Private sector businesses also need to be responsible and accountable for implementing and maintaining strong and effective information security and privacy controls. They should also know and be in compliance with applicable data protection laws, regulations and other legal requirements.
Examine data retention policies. Another issue that has not been addressed through these surveillance programs is data retention. The programs suck up all the data possible and then keep it forever. The amount of data the NSA has on U.S. residents could be used to create detailed biographies of nearly every person in the U.S. This is a dangerous position for an organization without the proper security measures in place.
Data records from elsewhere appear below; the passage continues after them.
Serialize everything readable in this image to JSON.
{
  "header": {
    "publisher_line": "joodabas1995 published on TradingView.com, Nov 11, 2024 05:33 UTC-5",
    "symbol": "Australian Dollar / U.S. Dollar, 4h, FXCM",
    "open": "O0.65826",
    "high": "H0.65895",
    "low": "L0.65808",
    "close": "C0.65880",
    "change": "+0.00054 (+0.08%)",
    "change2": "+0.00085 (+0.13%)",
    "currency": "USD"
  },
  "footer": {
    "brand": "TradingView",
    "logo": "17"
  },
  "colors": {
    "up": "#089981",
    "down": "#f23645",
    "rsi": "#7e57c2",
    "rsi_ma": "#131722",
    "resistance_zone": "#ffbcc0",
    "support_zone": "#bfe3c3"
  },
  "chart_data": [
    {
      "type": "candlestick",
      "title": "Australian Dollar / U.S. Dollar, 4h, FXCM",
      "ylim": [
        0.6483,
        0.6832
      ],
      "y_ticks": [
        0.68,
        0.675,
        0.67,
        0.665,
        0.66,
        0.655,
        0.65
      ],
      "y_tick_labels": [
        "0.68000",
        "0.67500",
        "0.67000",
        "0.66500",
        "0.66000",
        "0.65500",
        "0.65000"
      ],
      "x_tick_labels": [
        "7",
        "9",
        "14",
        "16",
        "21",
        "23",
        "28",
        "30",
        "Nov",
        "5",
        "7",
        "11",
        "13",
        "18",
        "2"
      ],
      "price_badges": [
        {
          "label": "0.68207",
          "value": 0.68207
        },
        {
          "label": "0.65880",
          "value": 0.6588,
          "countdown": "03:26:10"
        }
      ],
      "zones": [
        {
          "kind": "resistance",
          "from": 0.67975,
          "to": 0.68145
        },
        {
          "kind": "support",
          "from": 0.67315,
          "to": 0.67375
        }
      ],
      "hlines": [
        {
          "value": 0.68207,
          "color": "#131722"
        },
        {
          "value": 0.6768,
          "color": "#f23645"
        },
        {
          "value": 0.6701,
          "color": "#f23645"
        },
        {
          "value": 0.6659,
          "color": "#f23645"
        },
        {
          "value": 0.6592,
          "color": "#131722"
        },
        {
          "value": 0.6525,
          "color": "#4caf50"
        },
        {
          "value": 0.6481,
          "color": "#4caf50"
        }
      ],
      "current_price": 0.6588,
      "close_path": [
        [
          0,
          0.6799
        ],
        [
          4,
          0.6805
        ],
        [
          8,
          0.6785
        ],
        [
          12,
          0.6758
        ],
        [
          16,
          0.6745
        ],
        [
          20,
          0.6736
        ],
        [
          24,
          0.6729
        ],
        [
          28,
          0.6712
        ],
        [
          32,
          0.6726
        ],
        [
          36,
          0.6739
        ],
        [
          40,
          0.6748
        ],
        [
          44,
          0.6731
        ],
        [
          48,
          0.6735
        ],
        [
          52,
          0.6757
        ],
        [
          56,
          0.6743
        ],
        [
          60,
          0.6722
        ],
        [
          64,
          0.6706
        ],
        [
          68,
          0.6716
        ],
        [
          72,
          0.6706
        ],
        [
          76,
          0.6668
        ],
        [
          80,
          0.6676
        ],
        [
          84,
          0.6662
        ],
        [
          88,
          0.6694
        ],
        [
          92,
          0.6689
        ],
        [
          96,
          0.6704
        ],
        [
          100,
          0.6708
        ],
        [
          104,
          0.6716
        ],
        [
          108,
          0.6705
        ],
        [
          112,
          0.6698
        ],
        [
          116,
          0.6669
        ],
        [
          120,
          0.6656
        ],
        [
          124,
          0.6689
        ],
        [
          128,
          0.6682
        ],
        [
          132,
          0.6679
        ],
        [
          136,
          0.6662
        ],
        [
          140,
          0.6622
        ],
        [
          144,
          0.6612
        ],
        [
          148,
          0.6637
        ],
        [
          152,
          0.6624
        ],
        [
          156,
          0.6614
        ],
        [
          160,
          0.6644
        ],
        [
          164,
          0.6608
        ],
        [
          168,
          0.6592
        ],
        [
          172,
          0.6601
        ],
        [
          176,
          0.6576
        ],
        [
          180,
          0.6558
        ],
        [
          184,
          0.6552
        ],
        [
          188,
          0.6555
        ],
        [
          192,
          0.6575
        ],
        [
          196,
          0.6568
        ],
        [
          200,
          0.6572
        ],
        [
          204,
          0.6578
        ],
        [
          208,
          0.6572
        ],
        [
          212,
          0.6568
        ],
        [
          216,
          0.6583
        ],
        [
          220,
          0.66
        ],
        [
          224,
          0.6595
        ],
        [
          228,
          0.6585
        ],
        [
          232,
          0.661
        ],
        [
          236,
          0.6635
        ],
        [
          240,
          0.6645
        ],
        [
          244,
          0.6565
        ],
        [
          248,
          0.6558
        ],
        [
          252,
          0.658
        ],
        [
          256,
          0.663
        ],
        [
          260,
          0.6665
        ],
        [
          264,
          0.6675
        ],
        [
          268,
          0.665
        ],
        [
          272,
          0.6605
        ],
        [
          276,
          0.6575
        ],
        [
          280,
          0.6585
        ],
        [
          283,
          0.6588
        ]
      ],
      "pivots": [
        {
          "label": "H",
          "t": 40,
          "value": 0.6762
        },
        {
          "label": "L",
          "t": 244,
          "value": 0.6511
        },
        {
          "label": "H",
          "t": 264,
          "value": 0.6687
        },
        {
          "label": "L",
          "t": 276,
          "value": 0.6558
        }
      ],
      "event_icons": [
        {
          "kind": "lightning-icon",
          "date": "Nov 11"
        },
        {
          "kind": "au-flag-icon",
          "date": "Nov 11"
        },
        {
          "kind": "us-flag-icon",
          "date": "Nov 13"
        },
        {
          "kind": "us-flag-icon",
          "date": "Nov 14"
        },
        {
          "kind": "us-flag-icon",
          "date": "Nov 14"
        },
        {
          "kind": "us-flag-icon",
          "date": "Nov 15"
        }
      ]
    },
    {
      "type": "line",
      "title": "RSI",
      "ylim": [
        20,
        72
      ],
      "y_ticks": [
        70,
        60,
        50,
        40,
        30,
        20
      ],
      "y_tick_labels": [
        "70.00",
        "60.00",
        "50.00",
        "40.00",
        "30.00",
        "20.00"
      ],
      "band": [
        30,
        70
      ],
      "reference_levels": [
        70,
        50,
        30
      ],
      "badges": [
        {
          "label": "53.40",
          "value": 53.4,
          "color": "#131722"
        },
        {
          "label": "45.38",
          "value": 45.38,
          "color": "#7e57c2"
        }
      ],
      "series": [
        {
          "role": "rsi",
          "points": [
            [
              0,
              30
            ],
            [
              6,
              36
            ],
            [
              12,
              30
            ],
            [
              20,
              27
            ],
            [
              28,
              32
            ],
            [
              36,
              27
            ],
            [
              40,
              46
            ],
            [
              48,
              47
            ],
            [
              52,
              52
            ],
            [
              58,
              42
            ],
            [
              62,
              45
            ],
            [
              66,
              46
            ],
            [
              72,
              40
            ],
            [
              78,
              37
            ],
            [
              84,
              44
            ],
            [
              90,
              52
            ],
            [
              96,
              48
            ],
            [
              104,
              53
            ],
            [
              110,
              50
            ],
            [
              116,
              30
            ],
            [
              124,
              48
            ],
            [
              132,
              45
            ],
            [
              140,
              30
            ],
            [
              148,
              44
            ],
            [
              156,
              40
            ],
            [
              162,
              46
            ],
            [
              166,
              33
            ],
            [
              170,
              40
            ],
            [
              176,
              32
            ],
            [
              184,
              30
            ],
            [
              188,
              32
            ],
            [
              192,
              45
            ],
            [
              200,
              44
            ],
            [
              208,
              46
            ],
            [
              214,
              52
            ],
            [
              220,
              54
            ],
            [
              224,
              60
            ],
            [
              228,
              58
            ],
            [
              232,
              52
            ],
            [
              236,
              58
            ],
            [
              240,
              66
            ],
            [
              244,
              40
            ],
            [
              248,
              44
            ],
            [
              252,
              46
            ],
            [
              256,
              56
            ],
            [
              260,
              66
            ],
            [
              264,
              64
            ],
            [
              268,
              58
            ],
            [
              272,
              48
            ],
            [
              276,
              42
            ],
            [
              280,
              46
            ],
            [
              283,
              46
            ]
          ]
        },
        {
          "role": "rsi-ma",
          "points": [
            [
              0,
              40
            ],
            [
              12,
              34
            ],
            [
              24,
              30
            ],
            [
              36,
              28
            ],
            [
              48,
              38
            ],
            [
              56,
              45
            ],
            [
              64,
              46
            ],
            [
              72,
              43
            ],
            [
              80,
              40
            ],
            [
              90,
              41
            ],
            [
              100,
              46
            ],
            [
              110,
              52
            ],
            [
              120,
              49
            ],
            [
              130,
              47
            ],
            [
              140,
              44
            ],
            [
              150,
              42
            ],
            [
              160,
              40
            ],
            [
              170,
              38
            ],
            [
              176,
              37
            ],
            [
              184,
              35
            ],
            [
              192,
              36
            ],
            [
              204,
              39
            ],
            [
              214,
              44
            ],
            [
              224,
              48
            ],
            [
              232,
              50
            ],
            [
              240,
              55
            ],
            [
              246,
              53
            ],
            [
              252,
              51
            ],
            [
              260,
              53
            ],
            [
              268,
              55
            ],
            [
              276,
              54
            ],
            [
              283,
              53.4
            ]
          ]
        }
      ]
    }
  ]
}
Unfortunately, hundreds of millions of personal data records have been compromised in recent years due to vulnerabilities at the NSA and its associated vendors.
Private sector businesses with similar stores of data must perform regular information security and privacy assessments (SIMBUS360 can help!) to ensure they are doing everything they can to protect clients and customers.
Implement strong security controls and privacy protections. The NSA has not demonstrated these capabilities to date. Furthermore, the majority of government lawmakers have long enabled the NSA’s lack of security and privacy controls. An objective, validated and non-partisan entity with ongoing audit oversight would be best to provide the security protections required.
Similarly, businesses and other organizations should consider working with neutral third parties to affirm they are following all required compliance statutes, as well as thinking through how their evolving technologies, systems and business models may be opening their firms up to new threats. Certainly, such organizations can do their own ongoing assessments internally, but bringing in objective third parties to do assessments every now and then (at least once every year or two, and when significant operational changes occur) allows for a different perspective. Objective eyes often find things missed by those in the environment each day.
Indeed, when it comes to personal privacy and national security, we need to change it from an “either/or” conversation to an “and” conversation. While the NSA and your average law firm, accounting practice or health care provider may not have the same objectives, they do have much in common. Today’s growth-minded businesses understand data is a powerful currency, and will only increase in value as time goes on. As they are collecting, analyzing, storing and sharing data, there must be just as much strategy applied to protecting data.